Comment répondre aux aspirations légitimes de la Nation, pour une meilleure transparence de la vie publique, autrement que par une loi bricolée à la hâte en un week-end jour et nuit, et qui par un effet de balancier extraordinaire, risque de flirter avec la démagogie ?

La publication du patrimoine des élus peut partiellement répondre à cette exigence, à condition qu’elle obéisse à des règles formalisées (pour éviter les inventaires à la Prévert que l’on nous inflige, sans contrôle, depuis quelques jours), et que la sanction en cas de manquement à la vérité et à l’exhaustivité soit exemplaire et dissuasive.

 

Du sacerdoce à l’oligarchie

 

Mais si l’on veut traiter les causes et non les effets, rien ne sera résolu tant qu’une profonde réflexion sur le statut de l’élu n’aura pas été menée, ainsi que sur le cumul des mandats, ou sur le nombre de mandats successifs.

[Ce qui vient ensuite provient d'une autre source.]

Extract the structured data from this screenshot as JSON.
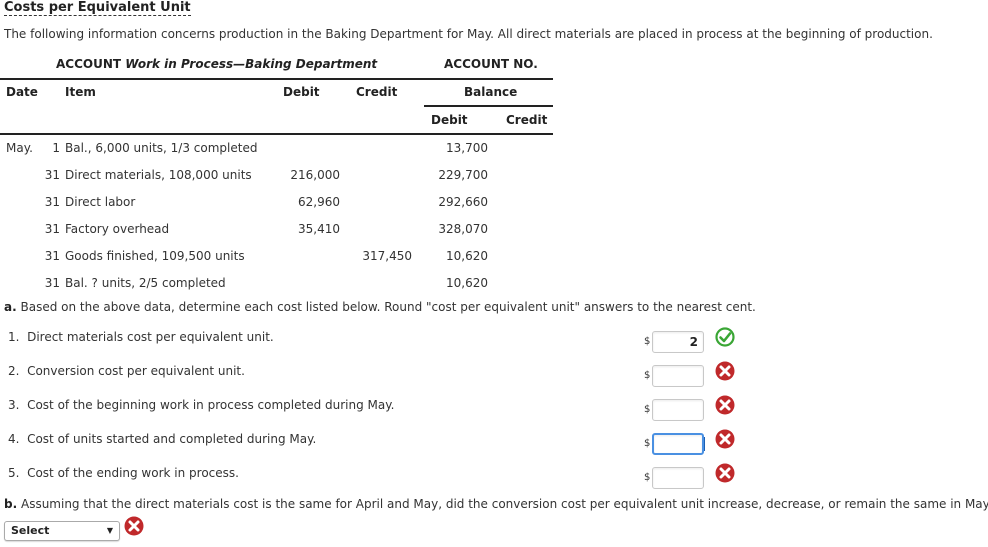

Pour de trop nombreux élus, la politique est devenue un métier, source exclusive de revenus, et de ce fait la reconduction des mandats, une nécessité. A un bout de l’échelle, on trouve de petits élus, notamment les maires de petites communes, pour lesquels l’accomplissement du mandat relève souvent du sacerdoce. A l’autre bout, une oligarchie se constitue, soucieuse de bloquer toute avancée hardie qui remettrait en cause des privilèges acquis. Et pour tous, le même discrédit.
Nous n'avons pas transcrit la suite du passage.